Jugendkirche in Delmenhorst Zehn Jahre christlicher Rock mit „Iksona“

Meine Nachrichten

Um das Thema Delmenhorst Ihren Nachrichten hinzuzufügen, müssen Sie sich anmelden oder registrieren.

10 Jahre band Iksona aus Delmenhorst, die mit christlich-rockigem Repertoire u.a. bei Jugendgottesdiensten auftritt Foto: Ev. Jugend10 Jahre band Iksona aus Delmenhorst, die mit christlich-rockigem Repertoire u.a. bei Jugendgottesdiensten auftritt Foto: Ev. Jugend

Delmenhorst. Nach Umbau und Modernisierung wird die Paulus-Gemeinde in Delmenhorst am Wochenende als Jugendkirche wiederbelebt. Bei den einweihenden Tagen steht dafür eine jugendliche Band auf der Bühne.
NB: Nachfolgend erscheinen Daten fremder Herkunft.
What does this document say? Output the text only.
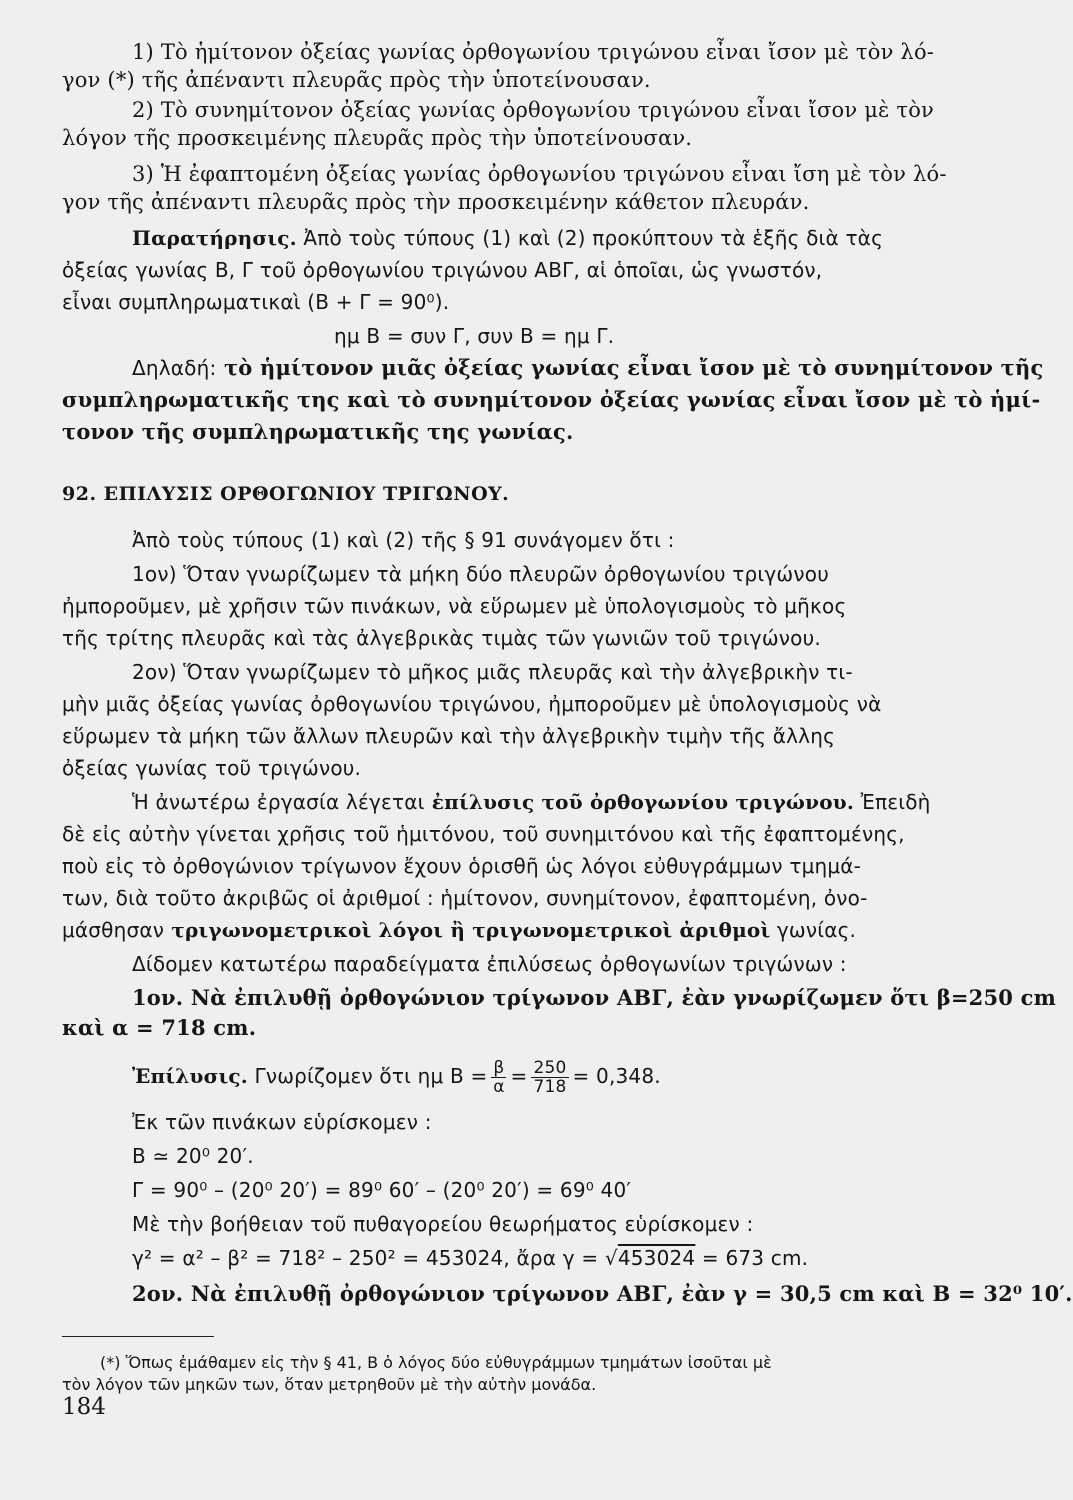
1) Τὸ ἡμίτονον ὀξείας γωνίας ὀρθογωνίου τριγώνου εἶναι ἴσον μὲ τὸν λό-
γον (*) τῆς ἀπέναντι πλευρᾶς πρὸς τὴν ὑποτείνουσαν.
2) Τὸ συνημίτονον ὀξείας γωνίας ὀρθογωνίου τριγώνου εἶναι ἴσον μὲ τὸν
λόγον τῆς προσκειμένης πλευρᾶς πρὸς τὴν ὑποτείνουσαν.
3) Ἡ ἐφαπτομένη ὀξείας γωνίας ὀρθογωνίου τριγώνου εἶναι ἴση μὲ τὸν λό-
γον τῆς ἀπέναντι πλευρᾶς πρὸς τὴν προσκειμένην κάθετον πλευράν.
Παρατήρησις. Ἀπὸ τοὺς τύπους (1) καὶ (2) προκύπτουν τὰ ἑξῆς διὰ τὰς
ὀξείας γωνίας Β, Γ τοῦ ὀρθογωνίου τριγώνου ΑΒΓ, αἱ ὁποῖαι, ὡς γνωστόν,
εἶναι συμπληρωματικαὶ (Β + Γ = 90⁰).
ημ Β = συν Γ, συν Β = ημ Γ.
Δηλαδή: τὸ ἡμίτονον μιᾶς ὀξείας γωνίας εἶναι ἴσον μὲ τὸ συνημίτονον τῆς
συμπληρωματικῆς της καὶ τὸ συνημίτονον ὀξείας γωνίας εἶναι ἴσον μὲ τὸ ἡμί-
τονον τῆς συμπληρωματικῆς της γωνίας.
92. ΕΠΙΛΥΣΙΣ ΟΡΘΟΓΩΝΙΟΥ ΤΡΙΓΩΝΟΥ.
Ἀπὸ τοὺς τύπους (1) καὶ (2) τῆς § 91 συνάγομεν ὅτι :
1ον) Ὅταν γνωρίζωμεν τὰ μήκη δύο πλευρῶν ὀρθογωνίου τριγώνου
ἠμποροῦμεν, μὲ χρῆσιν τῶν πινάκων, νὰ εὕρωμεν μὲ ὑπολογισμοὺς τὸ μῆκος
τῆς τρίτης πλευρᾶς καὶ τὰς ἀλγεβρικὰς τιμὰς τῶν γωνιῶν τοῦ τριγώνου.
2ον) Ὅταν γνωρίζωμεν τὸ μῆκος μιᾶς πλευρᾶς καὶ τὴν ἀλγεβρικὴν τι-
μὴν μιᾶς ὀξείας γωνίας ὀρθογωνίου τριγώνου, ἠμποροῦμεν μὲ ὑπολογισμοὺς νὰ
εὕρωμεν τὰ μήκη τῶν ἄλλων πλευρῶν καὶ τὴν ἀλγεβρικὴν τιμὴν τῆς ἄλλης
ὀξείας γωνίας τοῦ τριγώνου.
Ἡ ἀνωτέρω ἐργασία λέγεται ἐπίλυσις τοῦ ὀρθογωνίου τριγώνου. Ἐπειδὴ
δὲ εἰς αὐτὴν γίνεται χρῆσις τοῦ ἡμιτόνου, τοῦ συνημιτόνου καὶ τῆς ἐφαπτομένης,
ποὺ εἰς τὸ ὀρθογώνιον τρίγωνον ἔχουν ὁρισθῆ ὡς λόγοι εὐθυγράμμων τμημά-
των, διὰ τοῦτο ἀκριβῶς οἱ ἀριθμοί : ἡμίτονον, συνημίτονον, ἐφαπτομένη, ὀνο-
μάσθησαν τριγωνομετρικοὶ λόγοι ἢ τριγωνομετρικοὶ ἀριθμοὶ γωνίας.
Δίδομεν κατωτέρω παραδείγματα ἐπιλύσεως ὀρθογωνίων τριγώνων :
1ον. Νὰ ἐπιλυθῇ ὀρθογώνιον τρίγωνον ΑΒΓ, ἐὰν γνωρίζωμεν ὅτι β=250 cm
καὶ α = 718 cm.
Ἐπίλυσις. Γνωρίζομεν ὅτι ημ $B = \frac{\beta}{\alpha} = \frac{250}{718} = 0,348$.
Ἐκ τῶν πινάκων εὑρίσκομεν :
Β ≃ 20⁰ 20′.
Γ = 90⁰ – (20⁰ 20′) = 89⁰ 60′ – (20⁰ 20′) = 69⁰ 40′
Μὲ τὴν βοήθειαν τοῦ πυθαγορείου θεωρήματος εὑρίσκομεν :
γ² = α² – β² = 718² – 250² = 453024, ἄρα γ = √453024 = 673 cm.
2ον. Νὰ ἐπιλυθῇ ὀρθογώνιον τρίγωνον ΑΒΓ, ἐὰν γ = 30,5 cm καὶ Β = 32⁰ 10′.
(*) Ὅπως ἐμάθαμεν εἰς τὴν § 41, Β ὁ λόγος δύο εὐθυγράμμων τμημάτων ἰσοῦται μὲ
τὸν λόγον τῶν μηκῶν των, ὅταν μετρηθοῦν μὲ τὴν αὐτὴν μονάδα.
184
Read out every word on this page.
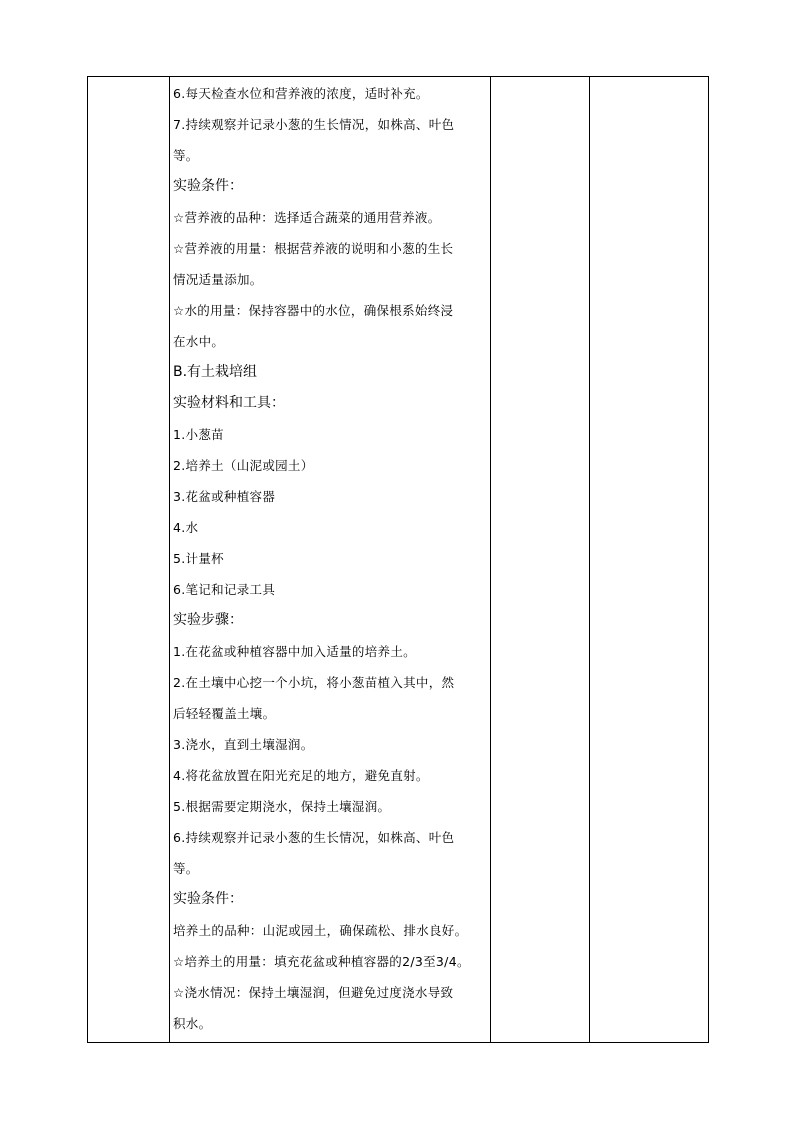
6.每天检查水位和营养液的浓度，适时补充。
7.持续观察并记录小葱的生长情况，如株高、叶色
等。
实验条件：
☆营养液的品种：选择适合蔬菜的通用营养液。
☆营养液的用量：根据营养液的说明和小葱的生长
情况适量添加。
☆水的用量：保持容器中的水位，确保根系始终浸
在水中。
B.有土栽培组
实验材料和工具：
1.小葱苗
2.培养土（山泥或园土）
3.花盆或种植容器
4.水
5.计量杯
6.笔记和记录工具
实验步骤：
1.在花盆或种植容器中加入适量的培养土。
2.在土壤中心挖一个小坑，将小葱苗植入其中，然
后轻轻覆盖土壤。
3.浇水，直到土壤湿润。
4.将花盆放置在阳光充足的地方，避免直射。
5.根据需要定期浇水，保持土壤湿润。
6.持续观察并记录小葱的生长情况，如株高、叶色
等。
实验条件：
培养土的品种：山泥或园土，确保疏松、排水良好。
☆培养土的用量：填充花盆或种植容器的2/3至3/4。
☆浇水情况：保持土壤湿润，但避免过度浇水导致
积水。
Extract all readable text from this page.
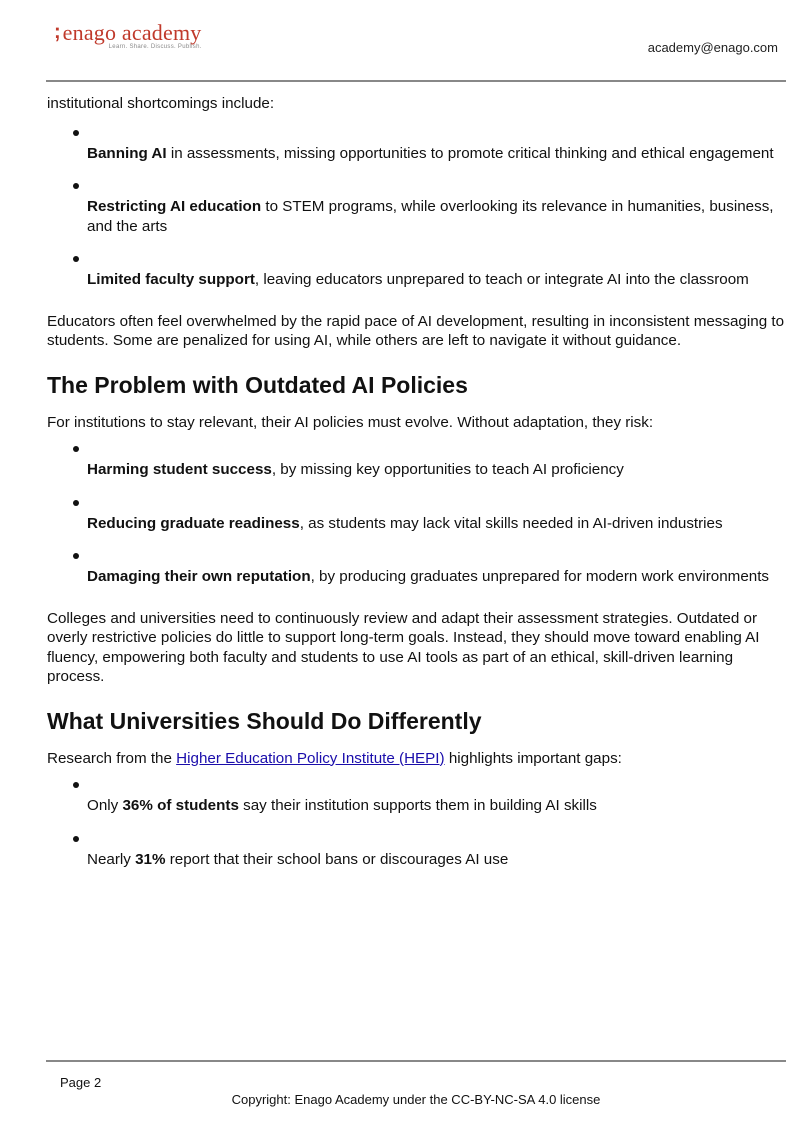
; enago academy
Learn. Share. Discuss. Publish.	academy@enago.com

institutional shortcomings include:

Banning AI in assessments, missing opportunities to promote critical thinking and ethical engagement
Restricting AI education to STEM programs, while overlooking its relevance in humanities, business, and the arts
Limited faculty support, leaving educators unprepared to teach or integrate AI into the classroom

Educators often feel overwhelmed by the rapid pace of AI development, resulting in inconsistent messaging to students. Some are penalized for using AI, while others are left to navigate it without guidance.

The Problem with Outdated AI Policies

For institutions to stay relevant, their AI policies must evolve. Without adaptation, they risk:

Harming student success, by missing key opportunities to teach AI proficiency
Reducing graduate readiness, as students may lack vital skills needed in AI-driven industries
Damaging their own reputation, by producing graduates unprepared for modern work environments

Colleges and universities need to continuously review and adapt their assessment strategies. Outdated or overly restrictive policies do little to support long-term goals. Instead, they should move toward enabling AI fluency, empowering both faculty and students to use AI tools as part of an ethical, skill-driven learning process.

What Universities Should Do Differently

Research from the Higher Education Policy Institute (HEPI) highlights important gaps:

Only 36% of students say their institution supports them in building AI skills
Nearly 31% report that their school bans or discourages AI use
Page 2
Copyright: Enago Academy under the CC-BY-NC-SA 4.0 license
Delmenhorst. Für die Delmenhorster Band Iksona besteht an diesem Wochenende gleich doppelt Grund zum Feiern. Denn nicht nur gestalten die neun Bandmitglieder – das jüngste ist 16 Jahre alt – den morgigen Gottesdienst zur Eröffnung der Jugendkirche St. Paulus an der Friesenstraße ab 15 Uhr mit. Die Gruppe kann auch auf ihr zehnjähriges Bestehen zurückblicken.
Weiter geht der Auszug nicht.